The Syrian army bombarded the rebel-held stronghold of Eastern Ghouta, a suburb of Damascus
A Syrian man carries a baby wrapped in a blanket following air strikes on the town of Douma (AFP)

At least 28 civilians were killed in heavy bombardment of a besieged Syrian rebel stronghold, including near a school, east of Damascus on Sunday, a monitoring group said.

According to the Syrian Observatory for Human Rights, rockets fired by President Bashar al-Assad's forces rained down on Douma, one of the largest towns in the opposition-held Eastern Ghouta region. 

Observatory head Rami Abdel Rahman said airstrikes also hit Douma and the nearby town of Saqba.

Two children were among the dead, and dozens of people were wounded, he said.

"One of the air strikes on Douma hit near a school, killing the school's principal," Abdel Rahman told AFP. 

Men carried children across the dust-covered rubble of destroyed buildings in Douma, whose streets were littered with debris and shards of glass, according to an AFP photographer on the scene. 

According to the Syrian Civil Defense, at least 40 people were killed from both government and Russian air strikes in Douma, Saqba, Kafr Batna, and Hammouriya.

A local activist group in Douma shared photographs on Facebook of crumbling buildings and bloodied children lying in a makeshift clinic.
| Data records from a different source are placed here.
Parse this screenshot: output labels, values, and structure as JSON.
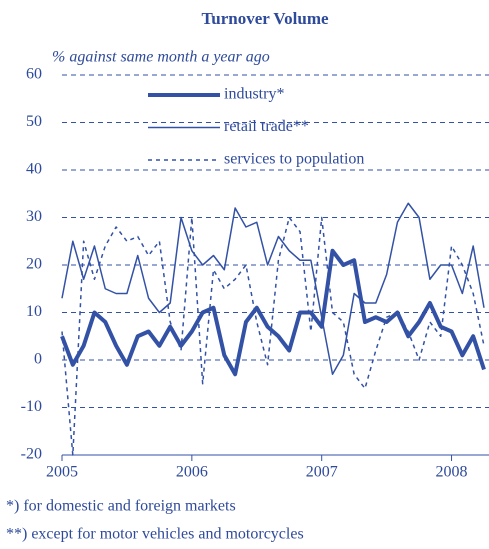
{
  "chart_data": {
    "type": "line",
    "title": "Turnover Volume",
    "subtitle": "% against same month a year ago",
    "x": [
      2005,
      2005.0833,
      2005.1667,
      2005.25,
      2005.3333,
      2005.4167,
      2005.5,
      2005.5833,
      2005.6667,
      2005.75,
      2005.8333,
      2005.9167,
      2006,
      2006.0833,
      2006.1667,
      2006.25,
      2006.3333,
      2006.4167,
      2006.5,
      2006.5833,
      2006.6667,
      2006.75,
      2006.8333,
      2006.9167,
      2007,
      2007.0833,
      2007.1667,
      2007.25,
      2007.3333,
      2007.4167,
      2007.5,
      2007.5833,
      2007.6667,
      2007.75,
      2007.8333,
      2007.9167,
      2008,
      2008.0833,
      2008.1667,
      2008.25
    ],
    "series": [
      {
        "name": "industry*",
        "color": "#3352a6",
        "width": 4,
        "dash": "solid",
        "values": [
          5,
          -1,
          3,
          10,
          8,
          3,
          -1,
          5,
          6,
          3,
          7,
          3,
          6,
          10,
          11,
          1,
          -3,
          8,
          11,
          7,
          5,
          2,
          10,
          10,
          7,
          23,
          20,
          21,
          8,
          9,
          8,
          10,
          5,
          8,
          12,
          7,
          6,
          1,
          5,
          -2
        ]
      },
      {
        "name": "retail trade**",
        "color": "#3352a6",
        "width": 1.5,
        "dash": "solid",
        "values": [
          13,
          25,
          17,
          24,
          15,
          14,
          14,
          22,
          13,
          10,
          12,
          30,
          23,
          20,
          22,
          19,
          32,
          28,
          29,
          20,
          26,
          23,
          21,
          21,
          9,
          -3,
          1,
          14,
          12,
          12,
          18,
          29,
          33,
          30,
          17,
          20,
          20,
          14,
          24,
          11
        ]
      },
      {
        "name": "services to population",
        "color": "#3352a6",
        "width": 1.5,
        "dash": "dotted",
        "values": [
          6,
          -20,
          25,
          17,
          24,
          28,
          25,
          26,
          22,
          25,
          8,
          2,
          30,
          -5,
          19,
          15,
          17,
          20,
          8,
          -1,
          21,
          30,
          27,
          6,
          30,
          10,
          8,
          -3,
          -6,
          2,
          9,
          10,
          6,
          0,
          8,
          5,
          24,
          20,
          14,
          3
        ]
      }
    ],
    "xlim": [
      2005,
      2008.25
    ],
    "xticks": [
      2005,
      2006,
      2007,
      2008
    ],
    "ylim": [
      -20,
      60
    ],
    "yticks": [
      -20,
      -10,
      0,
      10,
      20,
      30,
      40,
      50,
      60
    ],
    "grid": true,
    "footnotes": [
      "*) for domestic and foreign markets",
      "**) except for motor vehicles and motorcycles"
    ]
  }
}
Government forces regularly bombard Eastern Ghouta, and rebels there fire rockets and mortar shells into the capital.

On Sunday, a young girl was killed and three people were wounded in rebel mortar fire on Damascus, according to the national news agency SANA.

Last week, government air strikes on a market in Kafr Batna, which lies 15 kilometres from Damascus, killed over 50 civilians. At least eight of the bodies were charred beyond recognition.

Last month, government forces and rebel groups tried to agree on a 15-day ceasefire in Eastern Ghouta, but the talks failed and violence has resumed.